To work on strengthening the thumb and functional pinch have your child do thumb O’s. Make an O with the thumb and pointer finger of one hand, interlock the other hands thumb and pointer finger also in an O with the first hand so they are stuck together. Keep the O’s together as you try and pull them apart. Hold for 7 seconds and repeat 3 to 4 times. Now add thumb, pointer and long finger…do the same thing process…then add thumb, pointer, long and ring fingers…then everything…thumb, pointer, long, ring and baby.


Eyes on Track:

Eyes crossing the middle of the body or the central line of the body to the left, right, up and down are very important for visual processing and eye-hand coordination.

Have child keep their head still as they move their eyes to follow a slow-moving visual target. If they move their head, put your hand on the top of their head to block movement. For better results have the child down on the floor on their back, arms extended fully at chest height holding something weighting approx. 2#, but you move the object while their eyes follow.

Make a scanning wall. Have child cut out small pictures out of magazine and you will randomly tape at least 20 pictures to the wall. Have them sit in the middle of the wall of pictures while you ask them to find each item using their eyes to scan and not move their heads.


Developmental Movement:

Developmental Movement is the foundation of isolated, controlled movement, encourages protective reflexes and integrates primitive reflexes. The more a child can isolate and automate movement the more freedom the brain has to create, problem solve, develop relationships and attend.

  1. Chicken Neck: With eyes on a target have the child move the head forward and back without moving their back or hips. Hold for 7 seconds in each position.

  2. Elastic Back: In sitting…have the child keep head and hips from moving, but curve and straighten just their back. Of course the heads going to move and the hips with move…they are attached to the spine, but you want the to initiate the movement from their spine.

  3. Elephant Trunk: In sitting or in all 4’s use one arm as the truck swinging it out to the side and up with the eyes following the trunk and holding the gaze for 7 seconds. Go back and forth from side to side, head turning and eyes turning towards the trunk. Then have the head turn away from the trunk for 7 seconds.

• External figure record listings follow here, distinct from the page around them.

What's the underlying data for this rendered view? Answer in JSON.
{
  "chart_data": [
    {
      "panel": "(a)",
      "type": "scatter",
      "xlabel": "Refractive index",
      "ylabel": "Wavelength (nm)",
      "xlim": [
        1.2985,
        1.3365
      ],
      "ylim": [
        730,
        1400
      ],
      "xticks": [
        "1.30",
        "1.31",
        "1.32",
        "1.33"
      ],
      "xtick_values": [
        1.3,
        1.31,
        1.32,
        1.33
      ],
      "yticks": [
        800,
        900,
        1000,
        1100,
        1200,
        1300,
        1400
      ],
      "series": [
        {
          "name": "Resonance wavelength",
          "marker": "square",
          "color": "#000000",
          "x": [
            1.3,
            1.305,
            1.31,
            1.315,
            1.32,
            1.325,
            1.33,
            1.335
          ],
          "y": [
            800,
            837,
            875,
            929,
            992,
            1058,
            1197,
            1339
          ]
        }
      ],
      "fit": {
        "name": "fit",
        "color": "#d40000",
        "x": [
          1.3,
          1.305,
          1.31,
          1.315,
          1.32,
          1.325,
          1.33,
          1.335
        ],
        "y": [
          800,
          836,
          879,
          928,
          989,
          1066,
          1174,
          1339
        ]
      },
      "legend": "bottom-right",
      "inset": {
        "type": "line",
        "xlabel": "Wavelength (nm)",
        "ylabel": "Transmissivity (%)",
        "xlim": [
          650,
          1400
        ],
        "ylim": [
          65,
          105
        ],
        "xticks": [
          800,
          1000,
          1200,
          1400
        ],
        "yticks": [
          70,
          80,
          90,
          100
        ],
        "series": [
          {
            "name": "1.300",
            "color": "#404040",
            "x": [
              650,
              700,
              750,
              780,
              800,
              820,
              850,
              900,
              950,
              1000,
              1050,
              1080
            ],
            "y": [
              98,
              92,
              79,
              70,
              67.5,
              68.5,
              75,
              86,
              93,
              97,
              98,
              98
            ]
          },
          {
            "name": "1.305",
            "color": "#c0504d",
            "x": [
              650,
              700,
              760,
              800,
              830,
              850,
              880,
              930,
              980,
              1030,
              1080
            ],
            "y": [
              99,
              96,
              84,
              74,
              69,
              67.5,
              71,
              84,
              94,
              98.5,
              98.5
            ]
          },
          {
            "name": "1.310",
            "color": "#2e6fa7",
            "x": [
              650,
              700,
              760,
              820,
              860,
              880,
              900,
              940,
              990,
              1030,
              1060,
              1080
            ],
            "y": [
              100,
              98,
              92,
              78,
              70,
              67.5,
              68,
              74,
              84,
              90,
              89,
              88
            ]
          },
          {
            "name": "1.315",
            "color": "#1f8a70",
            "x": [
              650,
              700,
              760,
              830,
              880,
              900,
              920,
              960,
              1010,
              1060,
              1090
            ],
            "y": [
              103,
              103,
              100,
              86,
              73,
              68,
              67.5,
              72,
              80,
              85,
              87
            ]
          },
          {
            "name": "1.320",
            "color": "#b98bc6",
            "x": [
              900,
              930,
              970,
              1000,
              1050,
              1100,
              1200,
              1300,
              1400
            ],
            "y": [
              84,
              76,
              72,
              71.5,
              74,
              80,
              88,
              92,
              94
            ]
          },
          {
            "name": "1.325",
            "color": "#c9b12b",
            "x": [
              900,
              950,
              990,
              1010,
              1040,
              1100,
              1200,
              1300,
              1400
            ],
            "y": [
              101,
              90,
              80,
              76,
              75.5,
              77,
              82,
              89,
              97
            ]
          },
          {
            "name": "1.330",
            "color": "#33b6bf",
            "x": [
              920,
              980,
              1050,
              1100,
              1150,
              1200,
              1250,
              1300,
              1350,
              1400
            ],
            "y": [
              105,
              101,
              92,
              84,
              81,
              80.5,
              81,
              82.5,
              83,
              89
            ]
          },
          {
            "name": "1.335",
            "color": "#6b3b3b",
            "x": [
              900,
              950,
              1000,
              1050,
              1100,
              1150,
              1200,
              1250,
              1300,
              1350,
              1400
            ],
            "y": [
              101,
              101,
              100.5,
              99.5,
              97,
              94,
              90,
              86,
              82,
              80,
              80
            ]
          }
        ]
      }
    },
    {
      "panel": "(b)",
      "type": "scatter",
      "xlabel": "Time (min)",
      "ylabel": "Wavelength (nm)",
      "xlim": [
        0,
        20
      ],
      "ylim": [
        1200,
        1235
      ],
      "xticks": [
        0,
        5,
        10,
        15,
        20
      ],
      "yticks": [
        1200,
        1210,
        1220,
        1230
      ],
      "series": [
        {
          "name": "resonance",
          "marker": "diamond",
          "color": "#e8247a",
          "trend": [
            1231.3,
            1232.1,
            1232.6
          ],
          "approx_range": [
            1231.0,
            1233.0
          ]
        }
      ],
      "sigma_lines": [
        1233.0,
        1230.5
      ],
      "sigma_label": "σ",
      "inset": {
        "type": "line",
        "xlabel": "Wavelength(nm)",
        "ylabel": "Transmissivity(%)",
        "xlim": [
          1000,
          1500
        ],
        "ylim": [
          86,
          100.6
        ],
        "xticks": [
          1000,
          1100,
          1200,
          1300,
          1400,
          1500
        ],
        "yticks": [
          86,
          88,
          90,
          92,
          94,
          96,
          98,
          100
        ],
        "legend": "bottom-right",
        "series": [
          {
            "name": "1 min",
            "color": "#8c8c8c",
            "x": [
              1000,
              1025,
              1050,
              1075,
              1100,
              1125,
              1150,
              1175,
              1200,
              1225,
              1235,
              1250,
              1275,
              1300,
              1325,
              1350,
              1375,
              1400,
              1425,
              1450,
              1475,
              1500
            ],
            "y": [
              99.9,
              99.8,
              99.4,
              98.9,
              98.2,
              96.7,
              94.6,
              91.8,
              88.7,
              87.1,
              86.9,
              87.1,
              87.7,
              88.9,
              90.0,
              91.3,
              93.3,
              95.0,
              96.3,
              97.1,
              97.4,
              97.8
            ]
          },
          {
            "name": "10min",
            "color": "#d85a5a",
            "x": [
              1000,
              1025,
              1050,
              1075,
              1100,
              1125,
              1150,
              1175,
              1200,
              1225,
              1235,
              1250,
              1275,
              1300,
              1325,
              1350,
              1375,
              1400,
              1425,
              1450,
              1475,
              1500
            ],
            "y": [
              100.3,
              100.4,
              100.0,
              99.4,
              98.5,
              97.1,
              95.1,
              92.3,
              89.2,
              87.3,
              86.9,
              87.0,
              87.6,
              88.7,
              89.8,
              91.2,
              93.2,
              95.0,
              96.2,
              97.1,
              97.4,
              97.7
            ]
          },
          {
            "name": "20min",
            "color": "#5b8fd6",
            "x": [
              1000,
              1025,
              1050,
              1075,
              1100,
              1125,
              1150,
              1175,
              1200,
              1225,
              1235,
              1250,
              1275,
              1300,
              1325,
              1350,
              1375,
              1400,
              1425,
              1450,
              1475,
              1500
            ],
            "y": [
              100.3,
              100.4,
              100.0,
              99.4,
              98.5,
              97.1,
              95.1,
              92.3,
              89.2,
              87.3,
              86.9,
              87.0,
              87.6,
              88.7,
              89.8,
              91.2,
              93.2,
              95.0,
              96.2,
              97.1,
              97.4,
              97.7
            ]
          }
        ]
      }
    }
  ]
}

  4. Hand Buttons: Put firm pressure in the palm of the opposite hand using the thumb for 7 seconds. Go back and forth 3 to 4 times, then try and put pressure in both palms at once with the thumbs.

  5. O-R-E-O: Hands are brought to ear level, open fingers wide and keep them there. Open mouth wide and hold a constant “OOOOOOOOOOOOOOOOOO” sound for 7 s, “REEEEEEE” sound for 7 “OOOOOOOOO” again for 7 seconds.

  6. Block Walk: Throw a bunch of Lego bricks or wooden blocks down on the floor and have child walk on them barefoot.

  7. Toe Fingers: Pick up blocks using toes, cross midline of the body with the foot to pile them up on the other side. Alternate feet.

  8. Small and Tall in Sitting: Shrink the trunk on one side by bringing knee to elbow, hold 7 seconds. Then reach with the arm high as you can overhead without bottom coming off the chair, hold for 7. Repeat 3 to 4 times. Do the other side.

  9. Head Blocks: Hand on forehead give a little push with your head into your hand for 7 seconds, then put the hand on back of skull and do the same thing. The heads making an effort, but not going anywhere. Keep gaze stead on a target during this exercise. 3 to 4 times in each position.


Some basic developmental moves:

Crawling forward, crawling backwards, pretending to move like different animals, log rolling on the floor with arms fully extended over the head…go in one direction then roll the other way.

Why 7 seconds???

Good question. The average person’s attention span is about 7 seconds, but it is also meant to hold and practice long enough for it to register in the brain that something is happening. This registration will help to form more solid neural pathways. So hold things at least 7 seconds…there is nothing magic about 7 seconds, except it shouldn’t be less than that to make a change.


I know this has challenged your attention span. Thanks for hanging in there.